21 February 2010

Opening Prayer

Lent Su Wk 1 Yr C

Through our observance of Lent, help us to understand the meaning of your Son’s death and resurrection, and teach us to reflect it in our lives. This is the opening prayer to our Mass. This is what the Church is asking us to pray for. This is why we are here!

What do we mean by observance of Lent? The dictionary says it is “The act or practice of observing or complying with a law, custom, command, or rule.” In other words, it is what we do, not simply what we think. We enter into Lent in how we act. So our prayer presumes that we are acting at this time and we ask Our Lord to aid us now through our actions, whatever they are.

We pray that through our actions the Lord will aid us in our understanding and very specifically in our understanding of Jesus’ death and resurrection. This point is crucial. We seek to deepen our awareness, and ultimately, our appreciation of not simply the events that unfolded 2,000 thousand years ago but what it meant then and, for us today, what it means now. We seek to see our place within the economy of salvation. Though we are little less than Gods, our understanding is centred in Time and Space. This is why literally walking the way of the cross is so helpful at this time of year. We can relive and know better the Son’s death and resurrection through our actions, through our observance.

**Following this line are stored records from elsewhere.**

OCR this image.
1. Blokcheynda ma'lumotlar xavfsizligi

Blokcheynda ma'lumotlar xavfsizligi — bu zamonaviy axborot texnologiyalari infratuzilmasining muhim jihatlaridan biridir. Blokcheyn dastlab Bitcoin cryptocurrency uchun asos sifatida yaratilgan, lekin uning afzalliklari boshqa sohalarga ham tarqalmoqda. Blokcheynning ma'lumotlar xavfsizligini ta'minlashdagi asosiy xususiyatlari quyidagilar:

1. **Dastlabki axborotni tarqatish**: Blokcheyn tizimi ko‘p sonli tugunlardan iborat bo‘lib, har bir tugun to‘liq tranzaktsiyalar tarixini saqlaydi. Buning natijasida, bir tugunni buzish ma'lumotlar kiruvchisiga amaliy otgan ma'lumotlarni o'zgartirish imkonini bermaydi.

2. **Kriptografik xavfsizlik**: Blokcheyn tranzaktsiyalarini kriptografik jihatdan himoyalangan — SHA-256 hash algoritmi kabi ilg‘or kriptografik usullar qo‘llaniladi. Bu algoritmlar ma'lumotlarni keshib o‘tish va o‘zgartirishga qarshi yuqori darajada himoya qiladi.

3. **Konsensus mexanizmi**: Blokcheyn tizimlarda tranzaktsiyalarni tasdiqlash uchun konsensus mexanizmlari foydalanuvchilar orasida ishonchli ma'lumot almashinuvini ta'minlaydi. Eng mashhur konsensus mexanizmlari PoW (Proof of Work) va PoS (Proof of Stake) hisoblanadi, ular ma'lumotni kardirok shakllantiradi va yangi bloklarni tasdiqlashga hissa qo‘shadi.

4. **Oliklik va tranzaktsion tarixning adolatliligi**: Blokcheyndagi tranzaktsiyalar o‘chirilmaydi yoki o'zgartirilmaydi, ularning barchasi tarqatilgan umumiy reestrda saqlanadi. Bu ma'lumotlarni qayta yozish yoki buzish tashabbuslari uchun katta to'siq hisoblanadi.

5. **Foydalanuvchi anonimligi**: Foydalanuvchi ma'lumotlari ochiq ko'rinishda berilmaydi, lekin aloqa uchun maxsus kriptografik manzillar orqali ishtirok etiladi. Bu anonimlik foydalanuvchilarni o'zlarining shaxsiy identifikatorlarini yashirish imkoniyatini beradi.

We all of us have tough choices to make. We all of us feel a certain resonance with Christ in the desert. We all us are tempted. Our model of virtue is, not surprisingly, Jesus. Oscar Wilde famously wrote, in Lady Windermere’s Fan, “I can resist anything but temptation.” A good drama, I’ll give you, but as a sound-bite for life, what utter drivel. Of course we can resist temptation! The inspiring English poet, Robert Browning, wrote: Why comes temptation, but for man to meet and master and crouch beneath his foot, and so be pedestaled in triumph? Jesus, resisting temptation in the desert, still had to endure the cross and so be raised from the dead. We may resist temptation, yet still we face a difficult path but, nonetheless, would you rather be like Jesus, or would you prefer Oscar Wilde as your role model?

But we digress. Our prayer, our opening prayer, asks that the Lord teach us to reflect in our lives the Son’s death and resurrection and its meaning. So we pray the Lord to place upon our lives the framework of the cross. As the deacon said “A reading from the Holy Gospel according to Saint Luke” we made the sign of the cross on our forehead, on our lips and on our heart. Perhaps we even thought: Lord, be on my mind, on my lips and in my heart. The cross is so central to whom we are and it is through the cross that our lives have meaning; it is how we reflect the mystery of Christ’s death and resurrection. As we genuflect before each of the station we say together: Because by Thy holy cross Thou hast redeemed the world.

We’re now four days into our annual time in the desert or 10% for those who like statistics. With 36 to go it may seem like there’s plenty of time but really there isn’t. Ask the Lord to help you through your observance, don’t be surprised when you get a taste of the cross and listen carefully as he reveals himself in all His mystery!

4 comments:

  1. Father, please excuse my ignorance but I am wondering who the picture is of used on your profile............looks like Descartes !

    ReplyDelete
  2. Ah, no, not Descartes. It's Leoni's potrait of Caravaggio. It is, nonetheless, similar to Frans Hals' portrait of Descartes.